Por estas consideraciones y de conformidad con lo que dispone el artículo 20 de la Constitución Política de la República y Auto Acordado de esta Corte Suprema sobre la materia, se confirma la sentencia apelada de dos de octubre de dos mil quince, escrita a fojas 324.

Regístrese y devuélvase. 

Redacción a cargo del abogado integrante Sr. Juan Eduardo Figueroa Valdés.  

Rol Nº 19.502-2015.

Pronunciado por la Tercera Sala de esta Corte Suprema integrada por los Ministros Sr. Pedro Pierry A., Sra. 
María Eugenia Sandoval G., y Sr.

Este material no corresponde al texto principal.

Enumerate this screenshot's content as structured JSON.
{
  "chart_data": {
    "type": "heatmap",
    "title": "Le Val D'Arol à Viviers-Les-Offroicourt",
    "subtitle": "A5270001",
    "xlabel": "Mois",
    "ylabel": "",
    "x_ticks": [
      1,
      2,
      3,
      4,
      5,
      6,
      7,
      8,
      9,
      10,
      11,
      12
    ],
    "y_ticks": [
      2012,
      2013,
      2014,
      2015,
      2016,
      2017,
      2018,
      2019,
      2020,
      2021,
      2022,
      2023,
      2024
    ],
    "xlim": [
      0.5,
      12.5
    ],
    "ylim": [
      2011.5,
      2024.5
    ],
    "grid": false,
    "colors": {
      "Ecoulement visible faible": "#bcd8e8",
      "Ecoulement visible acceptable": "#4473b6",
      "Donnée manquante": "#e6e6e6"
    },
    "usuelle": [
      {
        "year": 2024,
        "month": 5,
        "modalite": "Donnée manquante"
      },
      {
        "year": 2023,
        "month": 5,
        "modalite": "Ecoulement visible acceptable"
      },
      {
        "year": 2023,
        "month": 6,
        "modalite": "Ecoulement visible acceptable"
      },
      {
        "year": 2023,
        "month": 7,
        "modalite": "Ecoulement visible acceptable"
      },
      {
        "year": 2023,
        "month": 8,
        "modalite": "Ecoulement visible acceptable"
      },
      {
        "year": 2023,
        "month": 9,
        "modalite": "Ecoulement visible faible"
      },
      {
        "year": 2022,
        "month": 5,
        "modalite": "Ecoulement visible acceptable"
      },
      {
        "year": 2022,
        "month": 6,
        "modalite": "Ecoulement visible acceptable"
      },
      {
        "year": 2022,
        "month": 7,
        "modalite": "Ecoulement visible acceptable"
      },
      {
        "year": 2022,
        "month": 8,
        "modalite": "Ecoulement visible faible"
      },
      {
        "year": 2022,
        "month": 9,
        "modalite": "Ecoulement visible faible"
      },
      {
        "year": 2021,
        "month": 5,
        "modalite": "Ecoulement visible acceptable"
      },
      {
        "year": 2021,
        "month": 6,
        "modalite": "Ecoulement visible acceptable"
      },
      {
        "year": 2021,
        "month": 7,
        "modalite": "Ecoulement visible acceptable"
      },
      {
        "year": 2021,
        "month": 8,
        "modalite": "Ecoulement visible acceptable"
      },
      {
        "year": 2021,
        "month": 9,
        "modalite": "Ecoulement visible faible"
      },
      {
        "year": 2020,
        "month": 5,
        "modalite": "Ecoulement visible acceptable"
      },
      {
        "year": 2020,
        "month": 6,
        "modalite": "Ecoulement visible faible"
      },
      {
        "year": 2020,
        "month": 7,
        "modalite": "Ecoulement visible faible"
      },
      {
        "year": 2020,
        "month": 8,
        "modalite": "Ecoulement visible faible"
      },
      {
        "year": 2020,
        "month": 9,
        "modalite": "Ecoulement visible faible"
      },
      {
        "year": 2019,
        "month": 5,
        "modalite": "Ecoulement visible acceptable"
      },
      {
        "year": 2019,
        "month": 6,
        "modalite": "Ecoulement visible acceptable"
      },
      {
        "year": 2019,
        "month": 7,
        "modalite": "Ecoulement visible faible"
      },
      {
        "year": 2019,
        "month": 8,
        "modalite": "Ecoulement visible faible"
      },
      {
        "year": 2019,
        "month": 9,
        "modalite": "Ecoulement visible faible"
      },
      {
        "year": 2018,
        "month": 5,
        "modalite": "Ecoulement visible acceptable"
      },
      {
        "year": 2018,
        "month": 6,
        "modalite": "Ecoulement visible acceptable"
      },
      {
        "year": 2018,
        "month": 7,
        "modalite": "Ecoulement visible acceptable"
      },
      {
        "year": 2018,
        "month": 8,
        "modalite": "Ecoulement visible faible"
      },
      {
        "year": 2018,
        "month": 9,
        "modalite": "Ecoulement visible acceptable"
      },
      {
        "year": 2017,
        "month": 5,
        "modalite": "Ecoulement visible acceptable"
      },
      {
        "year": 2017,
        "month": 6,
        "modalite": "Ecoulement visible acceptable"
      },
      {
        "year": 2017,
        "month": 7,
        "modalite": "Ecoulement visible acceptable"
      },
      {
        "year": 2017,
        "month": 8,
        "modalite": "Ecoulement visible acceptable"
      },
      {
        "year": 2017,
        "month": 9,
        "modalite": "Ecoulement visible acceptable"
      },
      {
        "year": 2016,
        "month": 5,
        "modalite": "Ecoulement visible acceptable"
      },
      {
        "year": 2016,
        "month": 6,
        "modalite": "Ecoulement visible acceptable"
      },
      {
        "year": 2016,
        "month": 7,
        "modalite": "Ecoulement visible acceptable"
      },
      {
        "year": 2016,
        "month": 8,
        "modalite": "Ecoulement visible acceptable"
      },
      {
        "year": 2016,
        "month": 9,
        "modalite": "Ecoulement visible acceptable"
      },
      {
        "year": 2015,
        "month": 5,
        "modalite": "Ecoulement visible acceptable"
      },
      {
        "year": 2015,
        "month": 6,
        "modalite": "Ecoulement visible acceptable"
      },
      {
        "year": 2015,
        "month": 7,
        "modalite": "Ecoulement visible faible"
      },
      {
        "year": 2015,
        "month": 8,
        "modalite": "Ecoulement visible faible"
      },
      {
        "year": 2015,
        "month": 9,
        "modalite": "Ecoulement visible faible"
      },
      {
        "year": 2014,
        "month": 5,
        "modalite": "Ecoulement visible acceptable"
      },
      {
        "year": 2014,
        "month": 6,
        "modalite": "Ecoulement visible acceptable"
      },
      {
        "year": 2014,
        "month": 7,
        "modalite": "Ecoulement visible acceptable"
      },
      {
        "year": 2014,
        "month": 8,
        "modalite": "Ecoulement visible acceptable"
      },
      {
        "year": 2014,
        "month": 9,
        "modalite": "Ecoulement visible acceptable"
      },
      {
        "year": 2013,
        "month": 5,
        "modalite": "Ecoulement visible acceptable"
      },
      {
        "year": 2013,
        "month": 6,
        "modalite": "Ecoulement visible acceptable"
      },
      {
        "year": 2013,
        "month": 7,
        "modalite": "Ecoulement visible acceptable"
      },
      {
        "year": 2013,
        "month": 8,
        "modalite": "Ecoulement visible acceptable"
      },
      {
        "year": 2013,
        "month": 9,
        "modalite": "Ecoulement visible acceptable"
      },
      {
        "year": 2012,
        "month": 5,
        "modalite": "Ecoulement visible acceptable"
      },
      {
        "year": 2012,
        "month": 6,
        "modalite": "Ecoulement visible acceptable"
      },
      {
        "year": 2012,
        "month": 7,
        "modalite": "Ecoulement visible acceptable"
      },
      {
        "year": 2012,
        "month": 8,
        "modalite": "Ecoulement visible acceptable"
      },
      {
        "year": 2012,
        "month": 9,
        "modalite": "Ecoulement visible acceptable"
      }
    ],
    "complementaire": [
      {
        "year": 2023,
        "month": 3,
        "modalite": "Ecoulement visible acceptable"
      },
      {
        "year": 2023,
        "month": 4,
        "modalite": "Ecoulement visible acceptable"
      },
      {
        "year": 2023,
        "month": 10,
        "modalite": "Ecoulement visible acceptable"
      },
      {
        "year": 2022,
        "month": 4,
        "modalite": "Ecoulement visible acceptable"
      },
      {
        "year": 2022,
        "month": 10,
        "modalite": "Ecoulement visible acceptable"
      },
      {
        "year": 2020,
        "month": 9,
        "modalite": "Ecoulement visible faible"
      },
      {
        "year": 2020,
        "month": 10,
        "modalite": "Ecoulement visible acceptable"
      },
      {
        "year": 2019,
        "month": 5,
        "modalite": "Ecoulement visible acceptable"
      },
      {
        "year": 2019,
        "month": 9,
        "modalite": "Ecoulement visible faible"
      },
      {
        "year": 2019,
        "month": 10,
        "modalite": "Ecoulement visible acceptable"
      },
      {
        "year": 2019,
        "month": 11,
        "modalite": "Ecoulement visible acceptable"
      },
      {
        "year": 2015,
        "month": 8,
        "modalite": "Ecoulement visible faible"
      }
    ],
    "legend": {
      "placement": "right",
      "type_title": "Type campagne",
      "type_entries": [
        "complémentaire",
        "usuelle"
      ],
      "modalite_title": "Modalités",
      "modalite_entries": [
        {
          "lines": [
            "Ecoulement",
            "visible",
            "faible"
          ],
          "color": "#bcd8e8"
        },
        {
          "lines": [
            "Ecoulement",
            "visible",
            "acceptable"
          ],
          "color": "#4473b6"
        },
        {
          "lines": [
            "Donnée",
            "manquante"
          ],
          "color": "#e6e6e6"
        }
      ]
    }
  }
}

Carlos Aránguiz Z., y los Abogados Integrantes Sr. Rodrigo Correa G., y Sr. Juan Eduardo Figueroa V. No firman, no obstante haber concurrido a la vista y al acuerdo de la causa, los Abogados Integrantes Sr. Correa y Sr. Figueroa por estar ambos ausentes. Santiago, 28 de diciembre de 2015.  
Autoriza el Ministro de Fe de la Excma. Corte Suprema.
En Santiago, a veintiocho de diciembre de dos mil quince, notifiqué en Secretaría por el Estado Diario la resolución precedente.